This gut renovation of a portfolio of three properties located in Brooklyn’s Fort Greene, Bedford-Stuyvesant and Crown Heights neighborhoods will facilitate the transition of 13 residential units in two city-owned buildings to tenant-led cooperatives. The third, a five-unit building, will become a rental property after renovations are complete. The buildings are located at 55 Carlton Avenue, 550 DeKalb Avenue and 1216 Pacific Avenue.
For many low-income families in New York City and across the country, home ownership and the firm financial footing that comes with it are intangible dreams.
The residents of two city-owned buildings in this portfolio will soon see the dream of home ownership become a reality, through New York City’s Affordable Neighborhood Cooperative Program (ANCP). Run by the NYC Department of Housing Preservation and Development (HPD), the program supports rehabilitation of occupied city-owned properties and transitions ownership to resident-led cooperatives.
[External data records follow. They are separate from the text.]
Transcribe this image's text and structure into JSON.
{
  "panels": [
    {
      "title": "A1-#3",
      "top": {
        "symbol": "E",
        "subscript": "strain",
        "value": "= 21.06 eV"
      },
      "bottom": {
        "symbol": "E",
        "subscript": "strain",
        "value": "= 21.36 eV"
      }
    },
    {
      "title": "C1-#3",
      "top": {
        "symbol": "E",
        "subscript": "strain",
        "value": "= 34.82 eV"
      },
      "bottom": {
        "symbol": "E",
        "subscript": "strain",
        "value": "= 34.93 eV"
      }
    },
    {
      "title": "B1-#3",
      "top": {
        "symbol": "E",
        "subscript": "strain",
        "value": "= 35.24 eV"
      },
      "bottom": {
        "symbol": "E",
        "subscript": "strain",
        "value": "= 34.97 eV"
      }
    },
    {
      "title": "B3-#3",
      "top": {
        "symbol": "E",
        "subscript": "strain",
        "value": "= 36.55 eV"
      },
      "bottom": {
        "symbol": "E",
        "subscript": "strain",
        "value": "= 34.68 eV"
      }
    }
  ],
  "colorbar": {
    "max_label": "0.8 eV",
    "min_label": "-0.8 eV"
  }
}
Low-income cooperatives have been a path to home ownership for thousands of hardworking New Yorkers over the years, preserving affordability for residents as the New York City neighborhoods they call home become more expensive.
Through the program, HPD and qualified private lenders like CPC provide financing for the rehabilitation of the properties, and a nonprofit sponsor provides training to the tenant association in building management, coop policies, maintenance and financial recordkeeping.
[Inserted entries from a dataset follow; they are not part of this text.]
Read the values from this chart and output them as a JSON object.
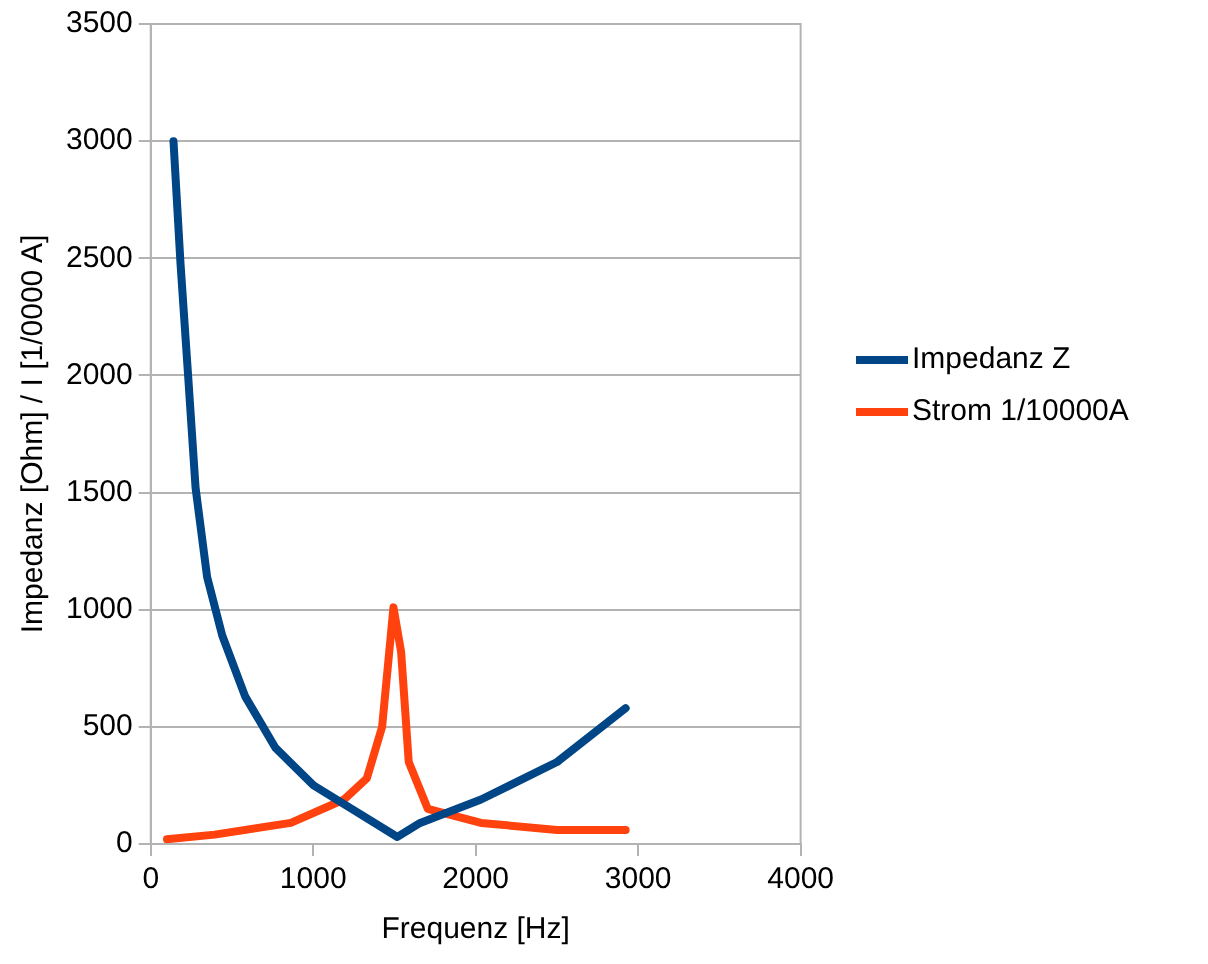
{
  "chart_data": {
    "type": "line",
    "xlabel": "Frequenz [Hz]",
    "ylabel": "Impedanz [Ohm] / I [1/0000 A]",
    "xlim": [
      0,
      4000
    ],
    "xticks": [
      0,
      1000,
      2000,
      3000,
      4000
    ],
    "ylim": [
      0,
      3500
    ],
    "yticks": [
      0,
      500,
      1000,
      1500,
      2000,
      2500,
      3000,
      3500
    ],
    "grid": "y",
    "legend": "right",
    "marker": "none",
    "line_style": "solid",
    "series": [
      {
        "name": "Impedanz Z",
        "color": "#004586",
        "x": [
          140,
          183,
          230,
          276,
          347,
          440,
          581,
          768,
          1002,
          1237,
          1518,
          1658,
          2033,
          2501,
          2923
        ],
        "values": [
          3000,
          2480,
          2000,
          1520,
          1140,
          890,
          630,
          410,
          250,
          150,
          30,
          90,
          190,
          350,
          580
        ]
      },
      {
        "name": "Strom 1/10000A",
        "color": "#ff420e",
        "x": [
          100,
          393,
          862,
          1190,
          1330,
          1424,
          1494,
          1541,
          1588,
          1705,
          2033,
          2501,
          2923
        ],
        "values": [
          20,
          40,
          90,
          190,
          280,
          500,
          1010,
          820,
          350,
          150,
          90,
          60,
          60
        ]
      }
    ]
  }
}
A $2.8 million CPC construction loan and additional $7.7 million in ANCP funding from HPD will finance this project.
Nonprofit borrower Bridge Street Development Corporation (BSDC) is overseeing the gut renovations and will facilitate training for residents to help prepare them for the transition to owning and managing their apartment building.
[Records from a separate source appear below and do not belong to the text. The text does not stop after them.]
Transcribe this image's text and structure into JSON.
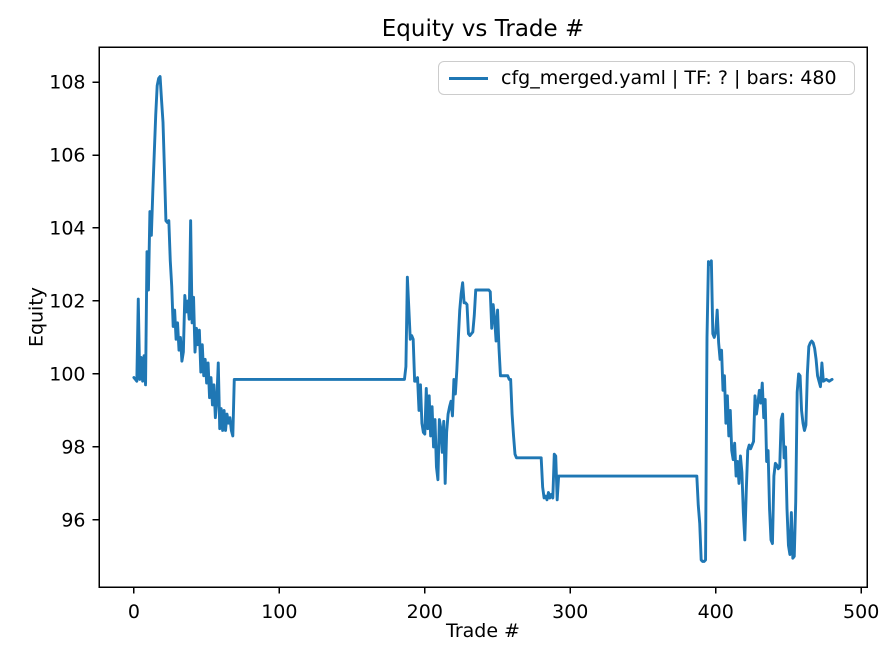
{
  "chart_data": {
    "type": "line",
    "title": "Equity vs Trade #",
    "xlabel": "Trade #",
    "ylabel": "Equity",
    "xlim": [
      -24,
      504
    ],
    "ylim": [
      94.16,
      108.96
    ],
    "x_ticks": [
      0,
      100,
      200,
      300,
      400,
      500
    ],
    "y_ticks": [
      96,
      98,
      100,
      102,
      104,
      106,
      108
    ],
    "grid": false,
    "colors": {
      "line": "#1f77b4",
      "spine": "#000000",
      "tick_label": "#000000",
      "legend_border": "#cccccc"
    },
    "legend": {
      "position": "upper right",
      "entries": [
        {
          "label": "cfg_merged.yaml | TF: ? | bars: 480",
          "color": "#1f77b4"
        }
      ]
    },
    "series": [
      {
        "name": "cfg_merged.yaml | TF: ? | bars: 480",
        "color": "#1f77b4",
        "points": [
          [
            0,
            99.9
          ],
          [
            1,
            99.85
          ],
          [
            2,
            99.8
          ],
          [
            3,
            102.05
          ],
          [
            4,
            99.85
          ],
          [
            5,
            100.45
          ],
          [
            6,
            99.8
          ],
          [
            7,
            100.5
          ],
          [
            8,
            99.7
          ],
          [
            9,
            103.35
          ],
          [
            10,
            102.3
          ],
          [
            11,
            104.45
          ],
          [
            12,
            103.8
          ],
          [
            13,
            105.0
          ],
          [
            14,
            106.05
          ],
          [
            15,
            107.1
          ],
          [
            16,
            107.9
          ],
          [
            17,
            108.1
          ],
          [
            18,
            108.15
          ],
          [
            19,
            107.5
          ],
          [
            20,
            106.9
          ],
          [
            21,
            105.6
          ],
          [
            22,
            104.2
          ],
          [
            23,
            104.15
          ],
          [
            24,
            104.2
          ],
          [
            25,
            103.1
          ],
          [
            26,
            102.4
          ],
          [
            27,
            101.3
          ],
          [
            28,
            101.75
          ],
          [
            29,
            100.95
          ],
          [
            30,
            101.4
          ],
          [
            31,
            100.65
          ],
          [
            32,
            101.0
          ],
          [
            33,
            100.35
          ],
          [
            34,
            100.6
          ],
          [
            35,
            102.15
          ],
          [
            36,
            101.7
          ],
          [
            37,
            102.0
          ],
          [
            38,
            101.5
          ],
          [
            39,
            104.2
          ],
          [
            40,
            101.4
          ],
          [
            41,
            102.1
          ],
          [
            42,
            100.6
          ],
          [
            43,
            101.25
          ],
          [
            44,
            100.8
          ],
          [
            45,
            101.2
          ],
          [
            46,
            100.05
          ],
          [
            47,
            100.8
          ],
          [
            48,
            99.95
          ],
          [
            49,
            100.4
          ],
          [
            50,
            99.75
          ],
          [
            51,
            100.3
          ],
          [
            52,
            99.35
          ],
          [
            53,
            99.9
          ],
          [
            54,
            99.15
          ],
          [
            55,
            99.7
          ],
          [
            56,
            98.8
          ],
          [
            57,
            99.3
          ],
          [
            58,
            100.3
          ],
          [
            59,
            98.5
          ],
          [
            60,
            99.05
          ],
          [
            61,
            98.45
          ],
          [
            62,
            99.0
          ],
          [
            63,
            98.45
          ],
          [
            64,
            98.9
          ],
          [
            65,
            98.65
          ],
          [
            66,
            98.8
          ],
          [
            67,
            98.45
          ],
          [
            68,
            98.3
          ],
          [
            69,
            99.85
          ],
          [
            186,
            99.85
          ],
          [
            187,
            100.2
          ],
          [
            188,
            102.65
          ],
          [
            189,
            101.8
          ],
          [
            190,
            100.95
          ],
          [
            191,
            101.05
          ],
          [
            192,
            100.95
          ],
          [
            193,
            99.8
          ],
          [
            194,
            99.8
          ],
          [
            195,
            99.9
          ],
          [
            196,
            99.0
          ],
          [
            197,
            99.7
          ],
          [
            198,
            98.65
          ],
          [
            199,
            98.4
          ],
          [
            200,
            98.35
          ],
          [
            201,
            99.6
          ],
          [
            202,
            98.5
          ],
          [
            203,
            99.4
          ],
          [
            204,
            98.3
          ],
          [
            205,
            99.1
          ],
          [
            206,
            98.0
          ],
          [
            207,
            98.75
          ],
          [
            208,
            97.45
          ],
          [
            209,
            97.1
          ],
          [
            210,
            98.75
          ],
          [
            211,
            98.5
          ],
          [
            212,
            97.85
          ],
          [
            213,
            98.7
          ],
          [
            214,
            97.0
          ],
          [
            215,
            98.4
          ],
          [
            216,
            98.9
          ],
          [
            217,
            99.1
          ],
          [
            218,
            99.25
          ],
          [
            219,
            98.85
          ],
          [
            220,
            99.85
          ],
          [
            221,
            99.45
          ],
          [
            222,
            100.1
          ],
          [
            223,
            100.95
          ],
          [
            224,
            101.75
          ],
          [
            225,
            102.2
          ],
          [
            226,
            102.5
          ],
          [
            227,
            101.95
          ],
          [
            228,
            101.95
          ],
          [
            229,
            101.9
          ],
          [
            230,
            101.1
          ],
          [
            231,
            101.05
          ],
          [
            232,
            101.1
          ],
          [
            233,
            101.15
          ],
          [
            234,
            101.6
          ],
          [
            235,
            102.3
          ],
          [
            244,
            102.3
          ],
          [
            245,
            102.25
          ],
          [
            246,
            101.25
          ],
          [
            247,
            101.9
          ],
          [
            248,
            101.5
          ],
          [
            249,
            100.9
          ],
          [
            250,
            101.75
          ],
          [
            251,
            100.7
          ],
          [
            252,
            99.95
          ],
          [
            257,
            99.95
          ],
          [
            258,
            99.85
          ],
          [
            259,
            99.85
          ],
          [
            260,
            98.9
          ],
          [
            261,
            98.3
          ],
          [
            262,
            97.8
          ],
          [
            263,
            97.7
          ],
          [
            280,
            97.7
          ],
          [
            281,
            96.9
          ],
          [
            282,
            96.6
          ],
          [
            283,
            96.65
          ],
          [
            284,
            96.55
          ],
          [
            285,
            96.75
          ],
          [
            286,
            96.6
          ],
          [
            287,
            96.7
          ],
          [
            288,
            96.6
          ],
          [
            289,
            97.8
          ],
          [
            290,
            97.75
          ],
          [
            291,
            96.55
          ],
          [
            292,
            97.2
          ],
          [
            387,
            97.2
          ],
          [
            388,
            96.4
          ],
          [
            389,
            95.9
          ],
          [
            390,
            94.9
          ],
          [
            391,
            94.86
          ],
          [
            392,
            94.86
          ],
          [
            393,
            94.9
          ],
          [
            394,
            101.0
          ],
          [
            395,
            103.08
          ],
          [
            396,
            103.0
          ],
          [
            397,
            103.1
          ],
          [
            398,
            101.1
          ],
          [
            399,
            101.0
          ],
          [
            400,
            101.15
          ],
          [
            401,
            101.75
          ],
          [
            402,
            100.85
          ],
          [
            403,
            100.4
          ],
          [
            404,
            100.65
          ],
          [
            405,
            99.55
          ],
          [
            406,
            99.95
          ],
          [
            407,
            98.65
          ],
          [
            408,
            99.4
          ],
          [
            409,
            98.3
          ],
          [
            410,
            99.0
          ],
          [
            411,
            97.9
          ],
          [
            412,
            97.65
          ],
          [
            413,
            98.1
          ],
          [
            414,
            97.2
          ],
          [
            415,
            97.6
          ],
          [
            416,
            97.0
          ],
          [
            417,
            97.75
          ],
          [
            418,
            97.3
          ],
          [
            419,
            96.2
          ],
          [
            420,
            95.45
          ],
          [
            421,
            96.8
          ],
          [
            422,
            97.9
          ],
          [
            423,
            98.05
          ],
          [
            424,
            97.95
          ],
          [
            425,
            98.05
          ],
          [
            426,
            98.15
          ],
          [
            427,
            99.4
          ],
          [
            428,
            98.9
          ],
          [
            429,
            99.2
          ],
          [
            430,
            99.55
          ],
          [
            431,
            99.2
          ],
          [
            432,
            99.75
          ],
          [
            433,
            98.8
          ],
          [
            434,
            99.3
          ],
          [
            435,
            97.6
          ],
          [
            436,
            97.9
          ],
          [
            437,
            96.3
          ],
          [
            438,
            95.45
          ],
          [
            439,
            95.35
          ],
          [
            440,
            97.2
          ],
          [
            441,
            97.55
          ],
          [
            442,
            97.5
          ],
          [
            443,
            97.4
          ],
          [
            444,
            97.45
          ],
          [
            445,
            98.75
          ],
          [
            446,
            98.9
          ],
          [
            447,
            97.7
          ],
          [
            448,
            98.0
          ],
          [
            449,
            96.3
          ],
          [
            450,
            95.3
          ],
          [
            451,
            95.05
          ],
          [
            452,
            96.2
          ],
          [
            453,
            94.95
          ],
          [
            454,
            95.0
          ],
          [
            455,
            96.5
          ],
          [
            456,
            99.5
          ],
          [
            457,
            100.0
          ],
          [
            458,
            99.95
          ],
          [
            459,
            99.0
          ],
          [
            460,
            98.65
          ],
          [
            461,
            98.45
          ],
          [
            462,
            98.6
          ],
          [
            463,
            100.0
          ],
          [
            464,
            100.75
          ],
          [
            465,
            100.85
          ],
          [
            466,
            100.9
          ],
          [
            467,
            100.85
          ],
          [
            468,
            100.7
          ],
          [
            469,
            100.4
          ],
          [
            470,
            99.95
          ],
          [
            471,
            99.8
          ],
          [
            472,
            99.65
          ],
          [
            473,
            100.3
          ],
          [
            474,
            99.8
          ],
          [
            476,
            99.85
          ],
          [
            478,
            99.8
          ],
          [
            480,
            99.85
          ]
        ]
      }
    ]
  }
}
“Bridge Street Development is proud to participate as sponsor/developer, and partner with CPC and HPD on this important affordable housing initiative,” said Gregory Anderson, President & CEO of Bridge Street Development Corporation. “The ANCP program combines brick and mortar renovations with financial and organizational tenant training. This dual approach enables community residents to make the important transition from renters in substandard housing to owners and managers of co-operative housing. In a time of skyrocketing rents and gentrification, the ANCP program helps to fulfill our objective at Bridge Street to create increasing opportunities for financial empowerment, affordable homeownership and equity for the residents of our community”.
Rehabilitation work, expected to be completed in 2021, will upgrade the buildings to Enterprise Green Communities standards. The building at 1216 Pacific Street will include elements of Passive House design.
When construction is complete, residents of the two buildings in the ANCP program will purchase their newly renovated apartments for a nominal fee and begin operating as self-sufficient affordable cooperatives.
The five rental units at 1216 Pacific Street will be marketed to families earning 90% of area median income and be owned by Bridge Street upon construction completion.